The Platinum Collection is the first music video compilation by Canadian singer Shania Twain. It was released on November 6, 2001 by Mercury Nashville Records. The video consists of the music videos from Twain's first three studio albums, Shania Twain (1993), The Woman in Me (1995) and Come on Over (1997), with the exception of "When" (1998), which was released exclusively to the United Kingdom.
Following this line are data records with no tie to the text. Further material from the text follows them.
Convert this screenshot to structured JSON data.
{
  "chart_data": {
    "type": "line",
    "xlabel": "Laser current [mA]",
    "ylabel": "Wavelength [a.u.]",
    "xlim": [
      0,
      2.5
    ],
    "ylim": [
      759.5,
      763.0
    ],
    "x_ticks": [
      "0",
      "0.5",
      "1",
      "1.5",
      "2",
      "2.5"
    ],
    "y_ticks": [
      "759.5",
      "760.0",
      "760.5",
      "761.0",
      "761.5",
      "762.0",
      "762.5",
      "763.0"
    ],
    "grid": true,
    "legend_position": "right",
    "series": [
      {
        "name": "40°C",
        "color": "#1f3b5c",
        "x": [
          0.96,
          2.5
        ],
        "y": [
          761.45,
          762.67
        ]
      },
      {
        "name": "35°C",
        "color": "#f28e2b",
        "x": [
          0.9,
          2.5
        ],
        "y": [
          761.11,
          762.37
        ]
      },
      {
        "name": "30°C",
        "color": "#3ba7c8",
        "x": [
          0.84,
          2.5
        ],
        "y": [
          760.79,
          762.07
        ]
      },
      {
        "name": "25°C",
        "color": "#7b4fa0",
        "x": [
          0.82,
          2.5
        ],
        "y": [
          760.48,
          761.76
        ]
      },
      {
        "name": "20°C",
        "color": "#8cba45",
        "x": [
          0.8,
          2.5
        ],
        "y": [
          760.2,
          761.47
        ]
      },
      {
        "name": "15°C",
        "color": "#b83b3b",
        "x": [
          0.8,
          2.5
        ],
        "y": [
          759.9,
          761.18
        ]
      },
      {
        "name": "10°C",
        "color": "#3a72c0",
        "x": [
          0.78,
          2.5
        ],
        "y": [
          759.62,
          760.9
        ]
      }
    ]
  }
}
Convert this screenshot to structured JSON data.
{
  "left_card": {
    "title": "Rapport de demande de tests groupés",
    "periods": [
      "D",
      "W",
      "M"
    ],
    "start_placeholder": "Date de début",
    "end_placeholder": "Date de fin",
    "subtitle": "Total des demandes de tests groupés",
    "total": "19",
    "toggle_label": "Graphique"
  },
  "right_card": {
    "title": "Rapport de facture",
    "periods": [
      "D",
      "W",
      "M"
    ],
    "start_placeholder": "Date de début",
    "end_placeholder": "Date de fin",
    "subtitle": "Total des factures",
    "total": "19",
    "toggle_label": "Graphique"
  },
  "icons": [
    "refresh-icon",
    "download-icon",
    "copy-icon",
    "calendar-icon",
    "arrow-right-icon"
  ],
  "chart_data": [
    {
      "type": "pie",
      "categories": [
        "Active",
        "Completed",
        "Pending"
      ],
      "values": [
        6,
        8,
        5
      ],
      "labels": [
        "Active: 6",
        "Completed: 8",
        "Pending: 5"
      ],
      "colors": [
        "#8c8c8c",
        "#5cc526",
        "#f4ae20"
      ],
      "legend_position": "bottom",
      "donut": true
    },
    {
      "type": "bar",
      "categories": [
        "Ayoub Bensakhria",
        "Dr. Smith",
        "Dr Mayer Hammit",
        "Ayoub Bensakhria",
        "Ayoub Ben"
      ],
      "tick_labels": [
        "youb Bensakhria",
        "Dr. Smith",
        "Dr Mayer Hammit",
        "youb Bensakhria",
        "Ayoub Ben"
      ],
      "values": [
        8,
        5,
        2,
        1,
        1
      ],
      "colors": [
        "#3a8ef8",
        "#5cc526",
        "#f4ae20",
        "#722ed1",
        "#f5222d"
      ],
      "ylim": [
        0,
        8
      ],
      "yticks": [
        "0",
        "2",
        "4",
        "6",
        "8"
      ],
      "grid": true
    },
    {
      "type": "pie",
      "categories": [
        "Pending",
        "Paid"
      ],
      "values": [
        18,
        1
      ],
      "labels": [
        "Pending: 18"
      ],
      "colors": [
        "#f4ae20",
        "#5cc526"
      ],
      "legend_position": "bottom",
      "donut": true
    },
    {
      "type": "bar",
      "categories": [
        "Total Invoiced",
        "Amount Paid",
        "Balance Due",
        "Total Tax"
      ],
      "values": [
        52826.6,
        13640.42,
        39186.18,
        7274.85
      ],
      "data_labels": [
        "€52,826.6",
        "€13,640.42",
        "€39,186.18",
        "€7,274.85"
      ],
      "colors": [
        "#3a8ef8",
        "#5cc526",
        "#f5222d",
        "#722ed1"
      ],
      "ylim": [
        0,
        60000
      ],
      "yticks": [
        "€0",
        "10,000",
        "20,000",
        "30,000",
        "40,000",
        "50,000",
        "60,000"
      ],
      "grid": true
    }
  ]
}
In 2004, the video was certified platinum by the RIAA for shipments of over 100,000 copies in the United States.

==Track listing==

| No. | Title | Director(s) | Length |
|---|---|---|---|
| 1. | "What Made You Say That" | Steven Goldmann | 3:01 |
| 2. | "Dance with the One That Brought You" | Sean Penn | 2:31 |
| 3. | "You Lay a Whole Lot of Love on Me" | Goldmann | 2:50 |
| 4. | "Whose Bed Have Your Boots Been Under?" | John Derek | 4:28 |
| 5. | "Any Man of Mine" (video version) | Derek; Charley Randazzo; | 4:12 |
| 6. | "The Woman in Me (Needs the Man in You)" | Markus Blunder | 4:49 |
| 7. | "(If You're Not in It for Love) I'm Outta Here!" | Goldmann | 4:37 |
| 8. | "You Win My Love" (Mutt Lange mix) | Goldmann | 4:32 |
| 9. | "No One Needs to Know" (all performance version) | Goldmann | 3:47 |
| 10. | "Home Ain't Where His Heart Is (Anymore)" | Goldmann | 4:14 |
| 11. | "God Bless the Child" (single mix) (country version) | Larry Jordan | 3:51 |
| 12. | "Love Gets Me Every Time" | Timothy White | 3:37 |
| 13. | "Don't Be Stupid (You Know I Love You)" | Jordan | 3:38 |
| 14. | "You're Still the One" (international version) | David Hogan | 3:22 |
| 15. | "Honey, I'm Home" | Jordan | 3:45 |
| 16. | "From This Moment On" (the right mix) (blooper version) | Paul Boyd | 3:57 |
| 17. | "That Don't Impress Me Much" | Boyd | 3:47 |
| 18. | "Man! I Feel Like a Woman!" (alternate mix) | Boyd | 3:57 |
| 19. | "You've Got a Way" (Notting Hill remix) (all performance version) | Boyd | 3:30 |
| 20. | "Come on Over" | Jordan | 3:13 |
| 21. | "Rock This Country!" | Jordan | 4:20 |

==Certifications==

| Region | Certification | Certified units/sales |
| Brazil (Pro-Música Brasil) | Gold | 25,000^{*} |
| United Kingdom (BPI) | 2× Platinum | 100,000^{*} |
| United States (RIAA) | Platinum | 100,000^{^} |
^{*} Sales figures based on certification alone. ^{^} Shipments figures based on certification alone.